More divine silliness next, and with the inimitable Carlos Ezquerra giving it that “definitive” Dredd look, Requiem For a Heavyweight delves into the rather hit and miss concept of the fatties, and damned if what emerges is not only funny but poignant; the relationship between naïve Abdominal Arnie Stodgman and his competitive eating trainer Bruno shouldn’t get to you so much but it just does.

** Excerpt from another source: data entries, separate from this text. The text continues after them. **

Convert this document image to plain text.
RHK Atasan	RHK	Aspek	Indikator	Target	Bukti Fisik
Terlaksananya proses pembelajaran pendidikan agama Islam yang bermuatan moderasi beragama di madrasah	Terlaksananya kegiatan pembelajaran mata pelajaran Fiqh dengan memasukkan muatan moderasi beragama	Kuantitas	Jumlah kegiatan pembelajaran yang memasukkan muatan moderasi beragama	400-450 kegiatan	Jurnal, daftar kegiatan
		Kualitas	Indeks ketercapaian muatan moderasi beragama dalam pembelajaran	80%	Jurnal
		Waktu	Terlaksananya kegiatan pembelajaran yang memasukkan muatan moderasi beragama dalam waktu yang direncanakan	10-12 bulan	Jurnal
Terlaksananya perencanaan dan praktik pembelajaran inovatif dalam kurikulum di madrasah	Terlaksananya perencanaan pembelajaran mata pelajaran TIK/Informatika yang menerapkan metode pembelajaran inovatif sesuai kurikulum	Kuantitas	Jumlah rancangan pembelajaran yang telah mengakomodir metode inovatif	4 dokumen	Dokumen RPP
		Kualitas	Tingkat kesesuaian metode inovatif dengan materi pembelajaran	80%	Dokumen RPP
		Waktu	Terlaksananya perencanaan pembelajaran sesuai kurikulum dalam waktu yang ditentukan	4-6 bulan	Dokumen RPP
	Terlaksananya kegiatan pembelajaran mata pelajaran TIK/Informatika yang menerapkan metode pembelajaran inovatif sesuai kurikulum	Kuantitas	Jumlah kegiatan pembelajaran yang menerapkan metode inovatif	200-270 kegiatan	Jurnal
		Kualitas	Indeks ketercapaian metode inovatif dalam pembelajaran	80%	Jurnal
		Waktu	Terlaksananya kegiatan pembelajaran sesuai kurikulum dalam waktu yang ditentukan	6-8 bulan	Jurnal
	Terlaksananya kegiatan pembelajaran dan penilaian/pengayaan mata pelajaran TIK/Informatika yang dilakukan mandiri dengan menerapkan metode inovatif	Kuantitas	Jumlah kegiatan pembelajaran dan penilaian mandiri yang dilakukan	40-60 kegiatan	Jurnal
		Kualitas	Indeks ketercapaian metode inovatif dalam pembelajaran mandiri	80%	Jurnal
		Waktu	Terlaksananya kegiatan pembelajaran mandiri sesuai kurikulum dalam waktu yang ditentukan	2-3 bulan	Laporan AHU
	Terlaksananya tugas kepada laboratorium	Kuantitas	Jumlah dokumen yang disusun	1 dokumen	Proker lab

Then, we have the masterpiece, the highlight of the book. The Graveyard Shift is a Dredd epic with no linear story thread. The concept is ingenious in its simplicity; it is one night on the crime ridden streets of the Mega City, following the Judges in their duties from late afternoon to early morning, encountering perps of all shapes and sizes. Highlights arrive thick and fast, a deluge of classic moments; the random tough guy who threatens to start eating people; the host of suicidal ‘leapers’ who present an unacceptable health risk; the ‘boinger’ who goes for a joyride in a giant bouncing bubble; the visceral ‘bite fight’ where serrated toothed bruisers try to tear each others’ throats out for a paying audience; the anatomy of a block war (with the cutest damn baby being rescued from a hundred story drop) and the serial killer who collects hands. Hands, man. The Graveyard Shift is funny, sad and exciting; often all three at once, and if you’ve never read it, or have forgotten it, now’s the time.
Other nearly-lost-gems manifest themselves in the form of fables of dinosaurs being released from a future zoo, delinquents commandeering construction equipment, the birth of the Snork phenomenon, and one of my personal favourites, Portrait of a Politician; witness for yourself the high octane political thriller depicting one Orang-utan (Dave) and his destiny as Mayor of Mega City One.
For all the value of the larger stories, tight little vignettes such as Suspect (an interrogation), Pieromania (remember those pies?) and Are You Tired of Being Mugged are as an important a part of the Dredd experience as they are today. Also as true back then as it is today is the classic mix of trademark fatalism, whether cynical or humane, and comic storytelling at its most efficient and fundamental level.